Em Lucena e Tamandaré, a enchente do terremoto entrou pela terra adentro coisa de uma légua (4 a 5 km) terra adentro e levou algumas casas de palhoça e falta um rapaz e uma mulher", registra outra, datada de 4 de março de 1756.

Por fim, os pesquisadores apontam que na região da praia de Lucena, na Paraíba, as ondas chegaram até 1,8 metros de altura. O fenômeno foi ainda maior em Tamandaré, no Pernambuco, onde bateram quase dois metros — o que também aumentou o volume da água. 

A tragédia também foi maior em locais banhados por rios, como as proximidades da ilha pernambucana de Itamaracá, onde as ondas invadiram até quatro quilômetros dentro da cidade.

Tsunami ou minitsunami?

Em 2011, em artigo publicado na Revista da USP, o professor Alberto Veloso levantou o questionamento sobre se o fenômeno que ocorreu no Brasil poderia ser denominado como um 'tsunami'. "Tsunamis são fenômenos raros, mas podem acontecer em qualquer dos oceanos, em diversos mares e em porções menores de massas de água”. 

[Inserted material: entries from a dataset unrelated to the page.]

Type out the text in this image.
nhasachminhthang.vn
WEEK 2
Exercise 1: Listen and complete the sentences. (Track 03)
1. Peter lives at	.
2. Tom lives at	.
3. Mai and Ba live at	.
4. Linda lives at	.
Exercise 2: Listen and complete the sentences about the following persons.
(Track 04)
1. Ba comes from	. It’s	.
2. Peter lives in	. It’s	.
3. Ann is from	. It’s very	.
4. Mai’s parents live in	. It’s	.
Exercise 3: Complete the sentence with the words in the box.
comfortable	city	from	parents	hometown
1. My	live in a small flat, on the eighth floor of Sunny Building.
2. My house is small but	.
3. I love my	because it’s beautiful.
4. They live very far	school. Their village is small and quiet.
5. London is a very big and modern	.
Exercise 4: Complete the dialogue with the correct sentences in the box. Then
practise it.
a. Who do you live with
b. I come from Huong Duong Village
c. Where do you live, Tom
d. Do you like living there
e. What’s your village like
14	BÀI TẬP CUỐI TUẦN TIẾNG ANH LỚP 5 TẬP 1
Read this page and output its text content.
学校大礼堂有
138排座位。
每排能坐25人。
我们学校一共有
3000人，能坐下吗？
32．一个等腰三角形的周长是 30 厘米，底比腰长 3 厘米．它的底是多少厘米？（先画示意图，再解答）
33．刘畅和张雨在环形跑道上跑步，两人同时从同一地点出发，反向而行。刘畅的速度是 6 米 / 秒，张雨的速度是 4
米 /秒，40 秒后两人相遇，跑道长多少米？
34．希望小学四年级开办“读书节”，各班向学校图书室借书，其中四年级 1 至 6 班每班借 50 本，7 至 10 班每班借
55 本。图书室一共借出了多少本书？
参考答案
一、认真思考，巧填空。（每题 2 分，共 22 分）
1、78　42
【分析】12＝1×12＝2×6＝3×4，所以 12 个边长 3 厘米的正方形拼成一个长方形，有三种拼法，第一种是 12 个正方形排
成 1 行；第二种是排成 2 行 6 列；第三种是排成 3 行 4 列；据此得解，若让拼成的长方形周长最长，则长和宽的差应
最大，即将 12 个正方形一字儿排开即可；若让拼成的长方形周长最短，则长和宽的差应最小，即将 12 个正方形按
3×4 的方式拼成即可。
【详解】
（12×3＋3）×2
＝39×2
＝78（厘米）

Eles podem ter diferentes origens, ser grandes ou pequenos, desastrosos ou inofensivos. Tais características abrem um amplo leque de oportunidades, inclusive para formular a pergunta: já ocorreu, ou poderá acontecer, um tsunami no Brasil? Talvez não seja possível responder tais indagações de forma precisa", prossegue. 

O especialista aponta que a falta de ocorrências de fenômenos desta natureza por aqui se dá por não haver terremotos de grande magnitude que atingem o mar. Entretanto, ressalta que a falta de registros do passado não são uma afirmação de que algo parecido não possa ocorrer num futuro — embora a possibilidade se demonstre remota. 

Por fim, ainda no artigo, Veloso resgata o que ele chama de "manifestações marinhas incomuns", ou seja, cinco episódios que ocorreram no litoral brasileiro entre 1541 e 2006. Em todos existem registros de que o mar estava violento ou com uma ressaca forte. 

Porém, é importante salientar alguns desses acontecimentos não ocorreu como consequência de um abalo sísmico ou erupção vulcânica — e, portanto, não pode ser considerado um tsunami de fato. Já registros como as grandes ondas em Cananéia e na Baía de Todos os Santos foram originadas de terremotos, mas com magnitudes baixas. 

"Identificou-se um tremor que gerou ondas parecidas com um pequeno tsunami. Apesar de modesto o caso é significativo, pois se está validando um 'minitsunami' brasileiro", encerra.